De olho no governo e de costas para o povo: descaso de Bocalom faz bairro Santa Cecília submergir na lama
Redação Notícia Imediata

A forte chuva que atingiu Rio Branco no final da tarde deste domingo (25) trouxe, mais uma vez, um cenário de desespero e prejuízos para os moradores do bairro Santa Cecília. Nas ruas Enedina Coelho e Cordeiro, o volume de água transbordou bueiros e invadiu residências, destruindo móveis e sonhos. Para a comunidade, a inundação é o retrato fiel da inércia do prefeito Tião Bocalom (PL), que, embora focado em sua pré-candidatura ao governo do Acre, parece ter esquecido os problemas básicos de infraestrutura da capital.
De acordo com os relatos, o transtorno é de pleno conhecimento da gestão municipal, mas a resposta tem sido o silêncio. A vizinhança afirma que a infraestrutura de escoamento da região colapsa a cada chuva mais intensa, evidenciando a falta de manutenção e de obras de drenagem. Enquanto o prefeito articula alianças políticas para sua ascensão ao Palácio Rio Branco, os moradores do Santa Cecília lidam com a lama dentro de suas salas e o descaso de uma administração que não retira os projetos do papel.
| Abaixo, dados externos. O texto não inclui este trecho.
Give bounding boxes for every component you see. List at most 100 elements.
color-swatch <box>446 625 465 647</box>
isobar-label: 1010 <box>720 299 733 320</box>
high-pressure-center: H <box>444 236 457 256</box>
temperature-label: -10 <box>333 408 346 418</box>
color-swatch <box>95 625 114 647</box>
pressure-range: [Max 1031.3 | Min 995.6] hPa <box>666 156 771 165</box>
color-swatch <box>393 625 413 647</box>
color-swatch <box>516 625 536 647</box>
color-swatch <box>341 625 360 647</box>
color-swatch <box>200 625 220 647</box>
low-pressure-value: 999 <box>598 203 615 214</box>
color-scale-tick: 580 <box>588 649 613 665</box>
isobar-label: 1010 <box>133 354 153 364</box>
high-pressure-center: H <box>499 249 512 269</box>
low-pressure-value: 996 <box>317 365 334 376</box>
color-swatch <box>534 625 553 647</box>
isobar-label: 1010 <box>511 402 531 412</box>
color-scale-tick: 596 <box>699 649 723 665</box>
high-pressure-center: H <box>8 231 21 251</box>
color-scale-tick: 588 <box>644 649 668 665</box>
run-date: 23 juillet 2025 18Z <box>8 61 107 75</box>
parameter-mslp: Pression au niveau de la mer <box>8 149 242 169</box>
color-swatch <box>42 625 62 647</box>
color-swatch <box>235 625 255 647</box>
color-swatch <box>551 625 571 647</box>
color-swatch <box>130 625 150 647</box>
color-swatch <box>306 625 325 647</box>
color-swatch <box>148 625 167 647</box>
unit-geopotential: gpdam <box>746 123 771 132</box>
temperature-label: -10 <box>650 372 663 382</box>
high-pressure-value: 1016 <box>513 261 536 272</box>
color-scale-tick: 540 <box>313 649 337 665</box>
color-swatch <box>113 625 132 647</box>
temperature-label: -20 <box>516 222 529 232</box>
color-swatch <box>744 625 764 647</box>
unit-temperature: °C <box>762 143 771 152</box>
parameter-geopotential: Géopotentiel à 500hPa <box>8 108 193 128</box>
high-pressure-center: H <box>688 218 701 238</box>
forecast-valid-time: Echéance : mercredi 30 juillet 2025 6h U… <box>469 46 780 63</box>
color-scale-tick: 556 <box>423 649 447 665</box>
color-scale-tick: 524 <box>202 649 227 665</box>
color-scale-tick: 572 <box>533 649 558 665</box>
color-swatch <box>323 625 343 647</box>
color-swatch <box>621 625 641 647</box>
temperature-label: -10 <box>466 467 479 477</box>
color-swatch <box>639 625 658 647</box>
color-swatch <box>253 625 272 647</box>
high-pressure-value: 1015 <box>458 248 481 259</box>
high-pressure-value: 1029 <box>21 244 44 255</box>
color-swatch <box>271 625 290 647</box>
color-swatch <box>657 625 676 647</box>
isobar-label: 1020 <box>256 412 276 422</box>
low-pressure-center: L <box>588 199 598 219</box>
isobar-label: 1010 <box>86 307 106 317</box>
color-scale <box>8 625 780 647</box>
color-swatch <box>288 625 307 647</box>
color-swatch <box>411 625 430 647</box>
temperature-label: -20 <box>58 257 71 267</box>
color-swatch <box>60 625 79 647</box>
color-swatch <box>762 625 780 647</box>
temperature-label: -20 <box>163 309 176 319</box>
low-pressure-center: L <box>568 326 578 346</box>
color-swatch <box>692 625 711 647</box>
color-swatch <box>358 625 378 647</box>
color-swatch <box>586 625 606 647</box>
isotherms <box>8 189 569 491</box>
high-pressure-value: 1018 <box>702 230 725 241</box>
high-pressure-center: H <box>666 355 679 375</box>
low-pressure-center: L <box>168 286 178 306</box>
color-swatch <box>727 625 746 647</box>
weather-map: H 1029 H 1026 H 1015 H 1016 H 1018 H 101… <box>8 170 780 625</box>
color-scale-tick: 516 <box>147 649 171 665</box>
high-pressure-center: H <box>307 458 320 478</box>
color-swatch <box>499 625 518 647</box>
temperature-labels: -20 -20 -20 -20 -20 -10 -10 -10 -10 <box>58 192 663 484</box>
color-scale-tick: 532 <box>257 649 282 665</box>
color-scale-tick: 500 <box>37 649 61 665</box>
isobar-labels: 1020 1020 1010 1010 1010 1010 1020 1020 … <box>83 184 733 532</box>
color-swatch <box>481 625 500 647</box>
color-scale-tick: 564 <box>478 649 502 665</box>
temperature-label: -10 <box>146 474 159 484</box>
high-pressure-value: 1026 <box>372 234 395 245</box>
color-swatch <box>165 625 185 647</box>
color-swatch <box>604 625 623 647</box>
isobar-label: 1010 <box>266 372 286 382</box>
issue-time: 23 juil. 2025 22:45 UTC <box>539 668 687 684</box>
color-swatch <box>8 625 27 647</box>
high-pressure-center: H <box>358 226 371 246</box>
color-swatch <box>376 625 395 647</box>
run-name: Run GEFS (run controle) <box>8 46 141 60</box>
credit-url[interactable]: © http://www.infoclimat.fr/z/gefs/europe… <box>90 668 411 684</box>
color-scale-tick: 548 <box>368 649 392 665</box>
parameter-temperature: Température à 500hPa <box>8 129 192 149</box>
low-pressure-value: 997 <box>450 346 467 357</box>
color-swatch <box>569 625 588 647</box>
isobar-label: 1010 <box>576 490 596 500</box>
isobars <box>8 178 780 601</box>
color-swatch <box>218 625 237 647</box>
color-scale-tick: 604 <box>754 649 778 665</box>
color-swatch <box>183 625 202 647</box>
A indignação é alimentada por um histórico de tentativas formais de diálogo totalmente ignoradas. Diversos ofícios já foram protocolados junto à Secretaria Municipal de Infraestrutura e Mobilidade Urbana (Seinfra), detalhando os pontos críticos, mas nenhuma medida foi tomada. Para quem vive no bairro, a sensação é de que a cidade está em “modo de espera” enquanto o chefe do executivo prioriza sua agenda de pré-candidato em detrimento das necessidades urgentes da população.
O morador Delson Lima, que viu sua casa ser invadida pela água neste domingo, expressou a revolta acumulada contra a gestão de Bocalom. Ele relembrou que a comunidade já recorreu a medidas extremas para ser ouvida, mas o impacto dessas ações não sensibilizou o poder público. “Já fechamos a BR-364 como forma de protesto para chamar atenção da prefeitura, mostramos todas as dificuldades que a comunidade passa, principalmente no período invernoso, mas ninguém fez nada até agora”, relatou Delson, indignado com a recorrência do problema.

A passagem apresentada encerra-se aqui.